Ему, но не Сервилии. Мать все не соглашалась оставить его в покое и без конца сравнивала его с двумя его шуринами — Марком Эмилием Лепидом, мужем Юнии Старшей, и Гаем Кассием Лонгином, недавно женившимся на Терции. Сравнение говорило не в его пользу.
   Однако чем он провинился? И Лепид, и Кассий, оба они были совершенно другими людьми; Лепид — откровенным карьеристом, ограничившим все свои интересы тем, как вскарабкаться повыше, а Кассий — воином, умным и храбрым, но ужасно грубым и по-детски гордившимся своей неотесанностью. Впрочем, и тот и другой безмолвно признавали за ним превосходство и, пожалуй, даже кое в чем завидовали его прямоте и неумению идти на компромиссы.

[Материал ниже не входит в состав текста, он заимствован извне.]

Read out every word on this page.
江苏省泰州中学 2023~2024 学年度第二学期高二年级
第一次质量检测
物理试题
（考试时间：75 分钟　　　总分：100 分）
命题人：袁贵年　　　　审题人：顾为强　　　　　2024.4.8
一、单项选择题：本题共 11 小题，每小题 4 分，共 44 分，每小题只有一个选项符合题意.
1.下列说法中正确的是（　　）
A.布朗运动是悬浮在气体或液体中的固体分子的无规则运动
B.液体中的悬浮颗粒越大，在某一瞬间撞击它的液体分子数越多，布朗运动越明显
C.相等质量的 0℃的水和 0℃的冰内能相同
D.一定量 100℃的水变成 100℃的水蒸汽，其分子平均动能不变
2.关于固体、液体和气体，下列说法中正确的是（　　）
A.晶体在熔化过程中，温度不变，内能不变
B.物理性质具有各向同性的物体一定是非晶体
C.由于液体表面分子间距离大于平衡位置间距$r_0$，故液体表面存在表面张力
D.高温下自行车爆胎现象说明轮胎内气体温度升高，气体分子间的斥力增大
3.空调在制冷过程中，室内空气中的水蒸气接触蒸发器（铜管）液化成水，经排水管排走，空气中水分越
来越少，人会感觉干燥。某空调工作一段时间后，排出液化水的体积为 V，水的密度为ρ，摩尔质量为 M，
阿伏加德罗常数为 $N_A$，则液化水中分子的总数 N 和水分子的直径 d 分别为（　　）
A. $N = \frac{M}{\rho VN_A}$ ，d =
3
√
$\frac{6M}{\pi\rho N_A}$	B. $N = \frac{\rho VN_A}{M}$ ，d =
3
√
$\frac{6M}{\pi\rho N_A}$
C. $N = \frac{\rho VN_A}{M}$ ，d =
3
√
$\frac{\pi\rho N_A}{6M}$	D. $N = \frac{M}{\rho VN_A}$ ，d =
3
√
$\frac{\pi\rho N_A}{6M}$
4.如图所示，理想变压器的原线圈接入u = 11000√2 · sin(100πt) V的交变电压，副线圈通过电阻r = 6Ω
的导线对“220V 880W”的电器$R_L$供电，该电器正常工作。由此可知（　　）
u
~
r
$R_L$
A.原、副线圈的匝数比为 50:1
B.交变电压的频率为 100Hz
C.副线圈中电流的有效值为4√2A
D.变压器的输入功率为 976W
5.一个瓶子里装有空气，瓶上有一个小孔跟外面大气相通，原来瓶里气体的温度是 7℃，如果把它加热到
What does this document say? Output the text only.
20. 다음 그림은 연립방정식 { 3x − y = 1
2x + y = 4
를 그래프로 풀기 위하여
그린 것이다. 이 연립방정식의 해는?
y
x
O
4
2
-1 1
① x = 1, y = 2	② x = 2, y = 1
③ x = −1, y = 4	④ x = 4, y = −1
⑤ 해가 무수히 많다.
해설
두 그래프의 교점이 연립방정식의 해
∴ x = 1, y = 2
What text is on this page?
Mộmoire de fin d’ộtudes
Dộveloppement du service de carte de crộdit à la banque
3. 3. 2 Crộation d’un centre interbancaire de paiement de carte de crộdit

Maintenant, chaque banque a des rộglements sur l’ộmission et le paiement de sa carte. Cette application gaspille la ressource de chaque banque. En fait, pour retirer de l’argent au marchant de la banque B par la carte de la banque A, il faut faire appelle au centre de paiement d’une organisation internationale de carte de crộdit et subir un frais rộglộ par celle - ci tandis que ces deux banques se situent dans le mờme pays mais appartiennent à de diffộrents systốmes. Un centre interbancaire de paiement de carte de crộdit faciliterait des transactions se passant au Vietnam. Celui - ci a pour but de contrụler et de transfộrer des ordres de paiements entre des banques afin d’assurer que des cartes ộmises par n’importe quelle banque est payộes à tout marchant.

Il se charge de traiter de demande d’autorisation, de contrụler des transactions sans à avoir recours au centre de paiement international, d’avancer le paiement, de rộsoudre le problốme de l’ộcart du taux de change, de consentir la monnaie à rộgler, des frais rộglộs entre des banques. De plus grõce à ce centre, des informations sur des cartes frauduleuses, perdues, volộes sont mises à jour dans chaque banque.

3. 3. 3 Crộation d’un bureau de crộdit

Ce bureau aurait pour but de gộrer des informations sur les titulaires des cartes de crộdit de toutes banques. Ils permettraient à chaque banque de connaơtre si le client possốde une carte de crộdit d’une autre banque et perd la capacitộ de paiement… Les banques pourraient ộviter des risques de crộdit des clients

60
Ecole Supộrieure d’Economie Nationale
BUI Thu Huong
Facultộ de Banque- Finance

   Одна Сервилия по-прежнему отказывалась считать душевную чистоту мужским достоинством. Марку очень хотелось доказать ей, что он стоит не меньше, а может, и больше, чем мужья сестер. Время шло к тридцати годам, а он все еще оставался никем. Благополучное присоединение Кипра не принесло ему никакой выгоды, потому что Катон приписал все заслуги себе. Не только для племянника, но и для остальных своих помощников он не потребовал от сената никакой награды.
   Марк злился на дядю. Приближение зрелости пугало его. Если прежде он сомневался в других, то теперь начал сомневаться в себе. Обреченный на бездействие своими слишком высокими представлениями о порядочности, он уже готов был заняться чем угодно, разумеется, не вмешиваясь в бушевавший в верхах политический кризис. Подходящий случай вскоре подвернулся. Он ухватился за него, потому что жаждал убедить Сервилию, что и он способен зарабатывать деньги.
   Провинции стенали под гнетом римских налогов. Каждый новый наместник, бывший консул, беззастенчиво обирал подчиненное ему население, стараясь компенсировать расходы, понесенные в ходе избирательной кампании, и копил деньги на новые выборы. Эта практика стала повсеместной. И первое, что сделал Катон на Кипре — обложил жителей острова податями в пользу римской казны. Жалобы, что с них заживо спускают шкуру, не трогали несгибаемого Марка Порция.
   Летом 55 года в Рим прибыла из Саламина делегация сенаторов. Они надеялись получить заем на сумму в 53 таланта. Обычно в аналогичных случаях жители провинций обращались к римскому наместнику, но киприоты пока имели дело с одним лишь Катоном, а на его помощь рассчитывать, конечно, не приходилось. И тогда они решили связаться с его племянником Марком Юнием Брутом. Своими аристократическими манерами, своей глубочайшей культурой и умением свободно говорить по-гречески юноша произвел на саламинцев самое благоприятное впечатление.
   Посланцы направились прямиком к Бруту и, высказав все полагающиеся случаю комплименты, стали просить взаймы — ни много ни мало — 53 таланта. Таких денег у Брута, разумеется, не было. Признавшись новым друзьям, что он далеко не так богат, как им, вероятно, казалось, Марк все-таки пообещал подыскать им кредитора. И действительно, двое заимодавцев, ведавших финансовыми делами семьи, согласились предоставить требуемую сумму, но не меньше чем под 48 процентов годовых — слишком рискованной выглядела сделка. По принятому 10 лет назад Габиниеву закону, направленному на борьбу с ростовщичеством, верхний предел стоимости ссуды составлял 12 процентов. Но саламинцы не возражали и против 48, лишь бы удалось обойти закон. Все, что для этого требовалось, — добиться принятия особого сенатус-консульта, в виде исключения разрешавшего сделку на предложенных условиях. Еще один сенатус-консульт давал кредитору право в случае невыплаты ссуды обратиться за помощью к государству. Убедившись, что киприоты согласны на все, Брут взял на себя роль посредника и «пробил» оба постановления.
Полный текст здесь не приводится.